Julia 2022 Movie Review
Julia was more than a cook. She was a cultural force. That summation of cooking and TV phenomenon Julia Child begins an exploration into how one of America’s most unique television-era and literary figures jump-started a food revolution. “Julia” brings to life the legendary cookbook author and television superstar who changed the way Americans think about food, television, and even about women. Using never-before-seen archival footage, personal photos, first-person narratives, and cutting-edge, mouth-watering food cinematography, the film traces Julia Child from her well-to-do childhood in Pasadena, California, to the ‘Far East’ during ‘World War II’, where as an OSS worker she met her future husband Paul Child. One of the few women to attend Paris ‘Le Cordon Bleu’ school, Julia Child became a bestselling author in her 50s thanks to the seminal cookbook ‘Mastering The Art Of French Cooking’.
An appearance on Boston public television led to her mega-successful public TV show ‘The French Chef’, decades of celebrity, and a dedication to teaching Americans the joys of cooking. “Julia” is the story of a woman conquering the male-dominated food world, but it’s also a feminist love story; Paul Child served as his wife’s fiercest advocate and loudest cheerleader. “Julia” unwraps how one of the modern era’s most entertaining and vibrant personalities sparked a re-evaluation of the culinary arts and a love of food in the United States as she seasoned her days with romance, curiosity, and a recipe for living life to the fullest. It’s the empowering story of a woman who found her purpose, and her fame, at 50, and took America along on the whole delicious journey.
The love of cooking is now central to American culture, with an appreciation for the artistry of preparing delicious cuisine filling ‘Instagram’ accounts, ‘Twitter’ feeds, airwaves, blogs, and bookshelves. It’s a complete generational shift from the way Americans used to see food, which in the ‘Mad Men’ era of 60-plus years ago ran the gamut from blood-red meat and potatoes to unimaginative processed food. That’s, until one woman changed American palettes; Julia Child brought continental recipes and an excitement about the experience of cooking to kitchens across the United States with her bestselling 1961 book ‘Mastering The Art Of French Cooking’, and then brought her playful and unique personality and her love of food into homes with her groundbreaking syndicated program ‘The French Chef’, which ran from 1963 to 1973. “Julia” shows how the standard at the time for local television programs was low-budget academic shows, with stiff and academic hosts seemingly. We’re going to be comprehensive here and do a magnum opus of French cooking as it had never been done before. It was a big, serious book by a woman, an encyclopedia of food from another culture.
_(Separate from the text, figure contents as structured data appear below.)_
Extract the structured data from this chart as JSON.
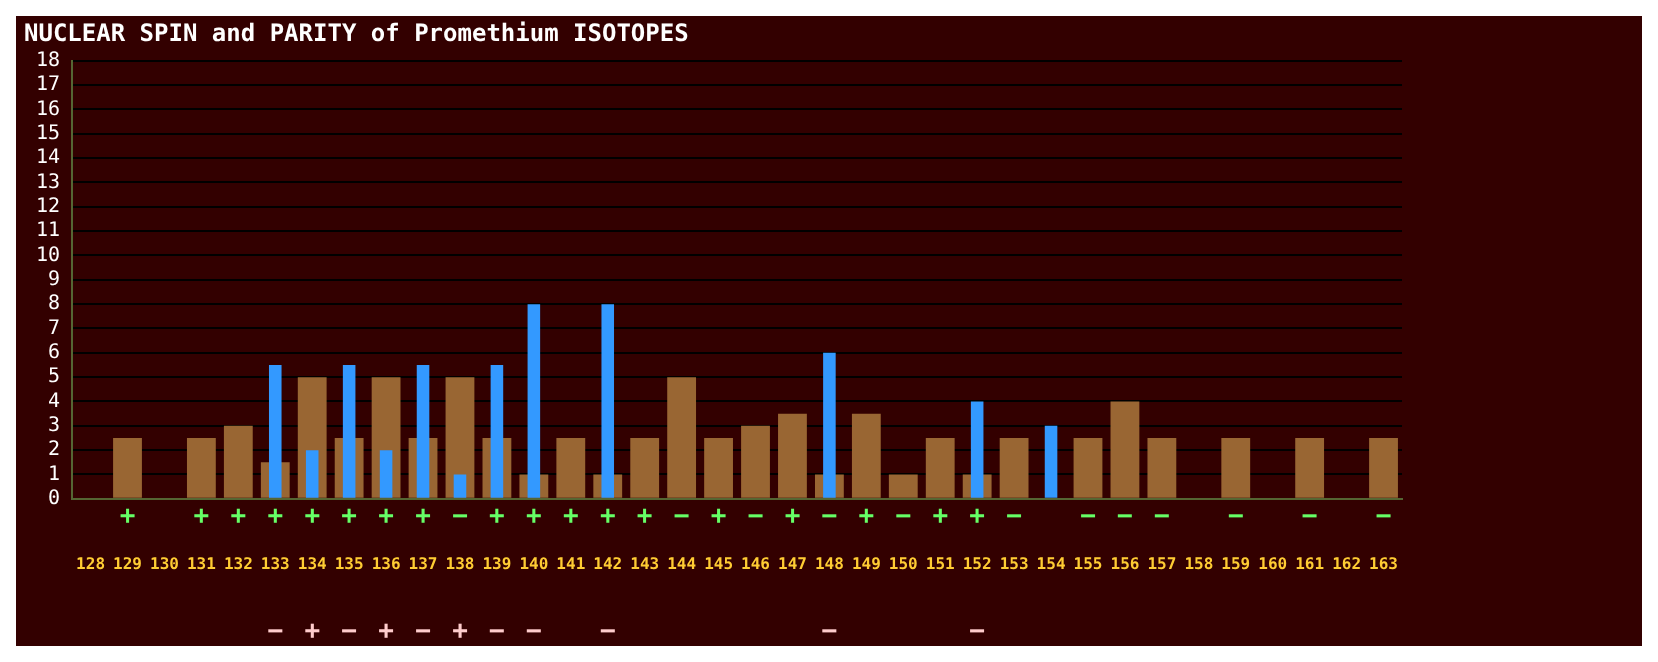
{
  "chart_data": {
    "type": "bar",
    "title": "NUCLEAR SPIN and PARITY of Promethium ISOTOPES",
    "categories": [
      "128",
      "129",
      "130",
      "131",
      "132",
      "133",
      "134",
      "135",
      "136",
      "137",
      "138",
      "139",
      "140",
      "141",
      "142",
      "143",
      "144",
      "145",
      "146",
      "147",
      "148",
      "149",
      "150",
      "151",
      "152",
      "153",
      "154",
      "155",
      "156",
      "157",
      "158",
      "159",
      "160",
      "161",
      "162",
      "163"
    ],
    "series": [
      {
        "color": "#996633",
        "values": [
          null,
          2.5,
          null,
          2.5,
          3,
          1.5,
          5,
          2.5,
          5,
          2.5,
          5,
          2.5,
          1,
          2.5,
          1,
          2.5,
          5,
          2.5,
          3,
          3.5,
          1,
          3.5,
          1,
          2.5,
          1,
          2.5,
          0,
          2.5,
          4,
          2.5,
          null,
          2.5,
          null,
          2.5,
          null,
          2.5
        ],
        "value_labels": [
          null,
          "+",
          null,
          "+",
          "+",
          "+",
          "+",
          "+",
          "+",
          "+",
          "−",
          "+",
          "+",
          "+",
          "+",
          "+",
          "−",
          "+",
          "−",
          "+",
          "−",
          "+",
          "−",
          "+",
          "+",
          "−",
          null,
          "−",
          "−",
          "−",
          null,
          "−",
          null,
          "−",
          null,
          "−"
        ]
      },
      {
        "color": "#3399ff",
        "values": [
          null,
          null,
          null,
          null,
          null,
          5.5,
          2,
          5.5,
          2,
          5.5,
          1,
          5.5,
          8,
          null,
          8,
          null,
          null,
          null,
          null,
          null,
          6,
          null,
          null,
          null,
          4,
          null,
          3,
          null,
          null,
          null,
          null,
          null,
          null,
          null,
          null,
          null
        ],
        "value_labels": [
          null,
          null,
          null,
          null,
          null,
          "−",
          "+",
          "−",
          "+",
          "−",
          "+",
          "−",
          "−",
          null,
          "−",
          null,
          null,
          null,
          null,
          null,
          "−",
          null,
          null,
          null,
          "−",
          null,
          null,
          null,
          null,
          null,
          null,
          null,
          null,
          null,
          null,
          null
        ]
      }
    ],
    "ylim": [
      0,
      18
    ],
    "yticks": [
      0,
      1,
      2,
      3,
      4,
      5,
      6,
      7,
      8,
      9,
      10,
      11,
      12,
      13,
      14,
      15,
      16,
      17,
      18
    ],
    "grid": "y",
    "legend": false
  }
}
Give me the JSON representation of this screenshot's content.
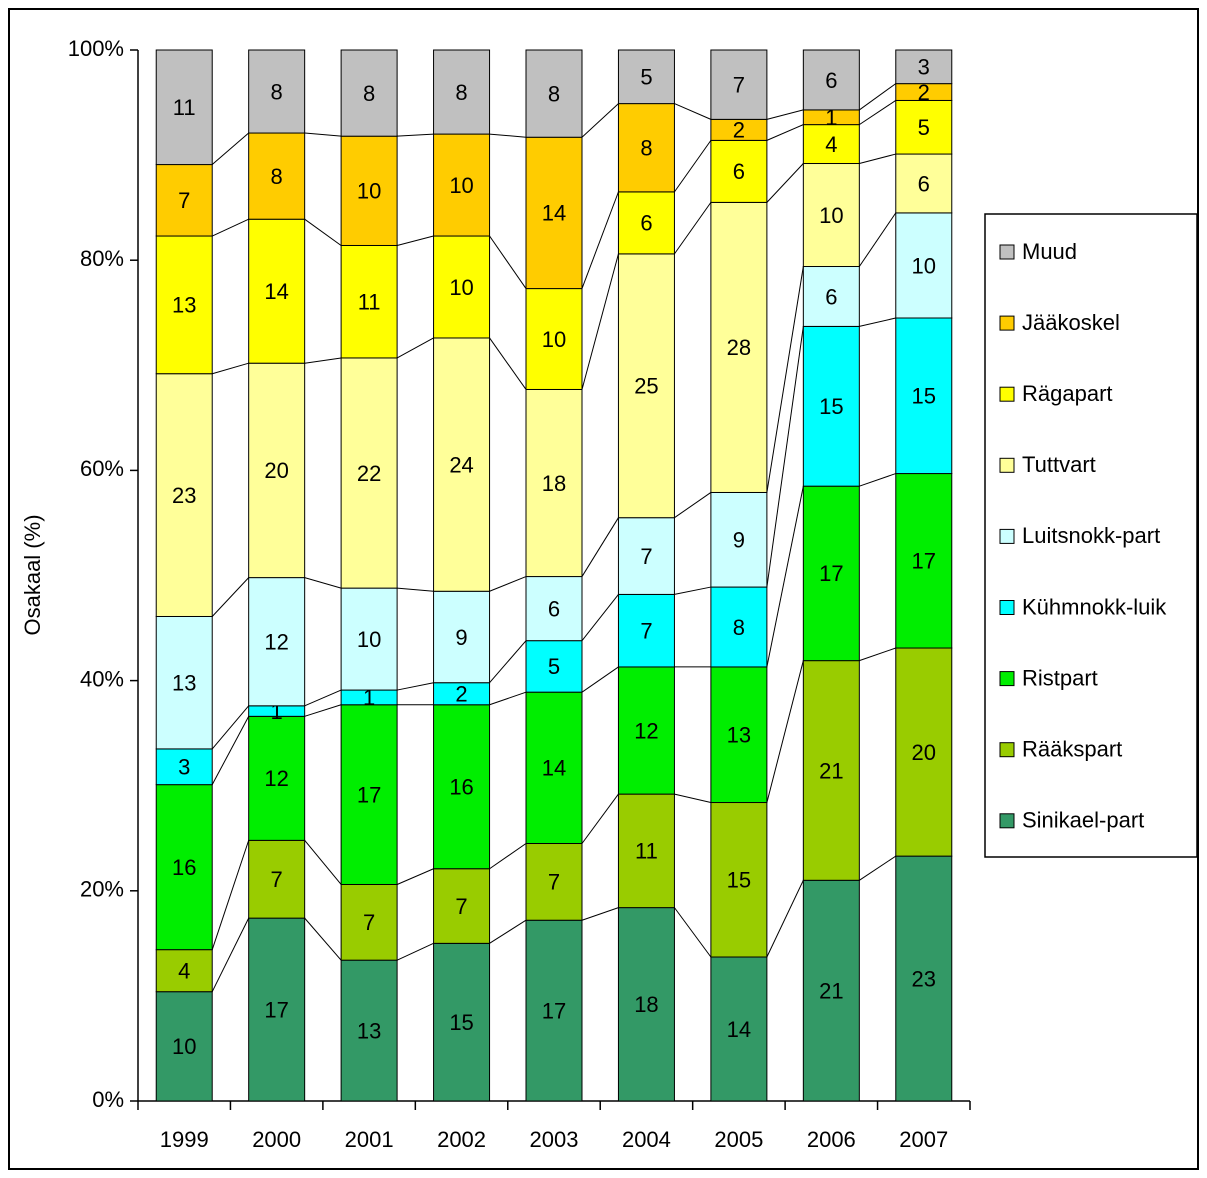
{
  "chart_data": {
    "type": "stacked_bar",
    "y_label": "Osakaal (%)",
    "categories": [
      "1999",
      "2000",
      "2001",
      "2002",
      "2003",
      "2004",
      "2005",
      "2006",
      "2007"
    ],
    "ylim": [
      0,
      100
    ],
    "yticks": [
      {
        "value": 0,
        "label": "0%"
      },
      {
        "value": 20,
        "label": "20%"
      },
      {
        "value": 40,
        "label": "40%"
      },
      {
        "value": 60,
        "label": "60%"
      },
      {
        "value": 80,
        "label": "80%"
      },
      {
        "value": 100,
        "label": "100%"
      }
    ],
    "series": [
      {
        "name": "Sinikael-part",
        "color": "#339966",
        "values": [
          10.4,
          17.4,
          13.4,
          15.0,
          17.2,
          18.4,
          13.7,
          21.0,
          23.3
        ],
        "value_labels": [
          "10",
          "17",
          "13",
          "15",
          "17",
          "18",
          "14",
          "21",
          "23"
        ]
      },
      {
        "name": "Rääkspart",
        "color": "#99cc00",
        "values": [
          4.0,
          7.4,
          7.2,
          7.1,
          7.3,
          10.8,
          14.7,
          20.9,
          19.8
        ],
        "value_labels": [
          "4",
          "7",
          "7",
          "7",
          "7",
          "11",
          "15",
          "21",
          "20"
        ]
      },
      {
        "name": "Ristpart",
        "color": "#00ee00",
        "values": [
          15.7,
          11.8,
          17.1,
          15.6,
          14.4,
          12.1,
          12.9,
          16.6,
          16.6
        ],
        "value_labels": [
          "16",
          "12",
          "17",
          "16",
          "14",
          "12",
          "13",
          "17",
          "17"
        ]
      },
      {
        "name": "Kühmnokk-luik",
        "color": "#00ffff",
        "values": [
          3.4,
          1.0,
          1.4,
          2.1,
          4.9,
          6.9,
          7.6,
          15.2,
          14.8
        ],
        "value_labels": [
          "3",
          "1",
          "1",
          "2",
          "5",
          "7",
          "8",
          "15",
          "15"
        ]
      },
      {
        "name": "Luitsnokk-part",
        "color": "#ccffff",
        "values": [
          12.6,
          12.2,
          9.7,
          8.7,
          6.1,
          7.3,
          9.0,
          5.7,
          10.0
        ],
        "value_labels": [
          "13",
          "12",
          "10",
          "9",
          "6",
          "7",
          "9",
          "6",
          "10"
        ]
      },
      {
        "name": "Tuttvart",
        "color": "#ffff99",
        "values": [
          23.1,
          20.4,
          21.9,
          24.1,
          17.8,
          25.1,
          27.6,
          9.8,
          5.6
        ],
        "value_labels": [
          "23",
          "20",
          "22",
          "24",
          "18",
          "25",
          "28",
          "10",
          "6"
        ]
      },
      {
        "name": "Rägapart",
        "color": "#ffff00",
        "values": [
          13.1,
          13.7,
          10.7,
          9.7,
          9.6,
          5.9,
          5.9,
          3.7,
          5.1
        ],
        "value_labels": [
          "13",
          "14",
          "11",
          "10",
          "10",
          "6",
          "6",
          "4",
          "5"
        ]
      },
      {
        "name": "Jääkoskel",
        "color": "#ffcc00",
        "values": [
          6.8,
          8.2,
          10.4,
          9.7,
          14.4,
          8.4,
          2.0,
          1.4,
          1.6
        ],
        "value_labels": [
          "7",
          "8",
          "10",
          "10",
          "14",
          "8",
          "2",
          "1",
          "2"
        ]
      },
      {
        "name": "Muud",
        "color": "#c0c0c0",
        "values": [
          10.9,
          7.9,
          8.2,
          8.0,
          8.3,
          5.1,
          6.6,
          5.7,
          3.2
        ],
        "value_labels": [
          "11",
          "8",
          "8",
          "8",
          "8",
          "5",
          "7",
          "6",
          "3"
        ]
      }
    ],
    "legend": "right"
  }
}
The book meant a lot to people and symbolized something in the culture and especially to American women. And when she bursts onto the airwaves in the 1960s, it was a time people thought there was a certain way a woman on TV was supposed to be, they should have a quiet voice, be demure and petite, preferably blonde, certainly young, and either a sex bomb or a quote-unquote housewife type with every hair in place. Julia was the opposite of all of that, and it was because she became a television star by happenstance. She was a real human being with a great wacky personality, and it turns out, people really liked that. She brought a very French philosophy that food is sensual, and eating meals isn’t a boring thing you have to do; it’s one of the great pleasures of the world. That’s a fairly new idea for a lot of Americans. We take it for granted now that we’ve all of these cooking shows, but before Julia, there wasn’t much. She was unique as a personality in the ’70s, and then in the ’80s, as cable television took off and the ‘Food Network’ and other channels began to see people responding to cooking, the genre grew. It cut across generations to people who aspired to cook and who enjoyed watching other people cook. In 2004, Julia Child succumbed to kidney failure, passing away at the age of 91.
When you think about the great food personalities on TV now, Julia’s idea about cooking is very much a part of it. Food is not just a series of steps to prepare a meal. It’s about making a festive, pleasurable experience for us all to share. The emotional impact of food is huge. When you’re looking at food, it’s as a combination of all the senses: The visual, how you’re smelling different ingredients, the way they dissolve on your taste buds, the texture of it. When you’re cooking, it’s about anticipation and understanding how you’re building the meal. Through the macro food photography, the film brings the audience up close and personal in order for them to see the steam, see the bubbles bursting in gravy, see mmmmmmmm slowed down, gives us inspiration. It’s amazing how alive those food sections feel, partly because of the sound design. Something about seeing those dishes being made just bring to mind a delightful, rolling river.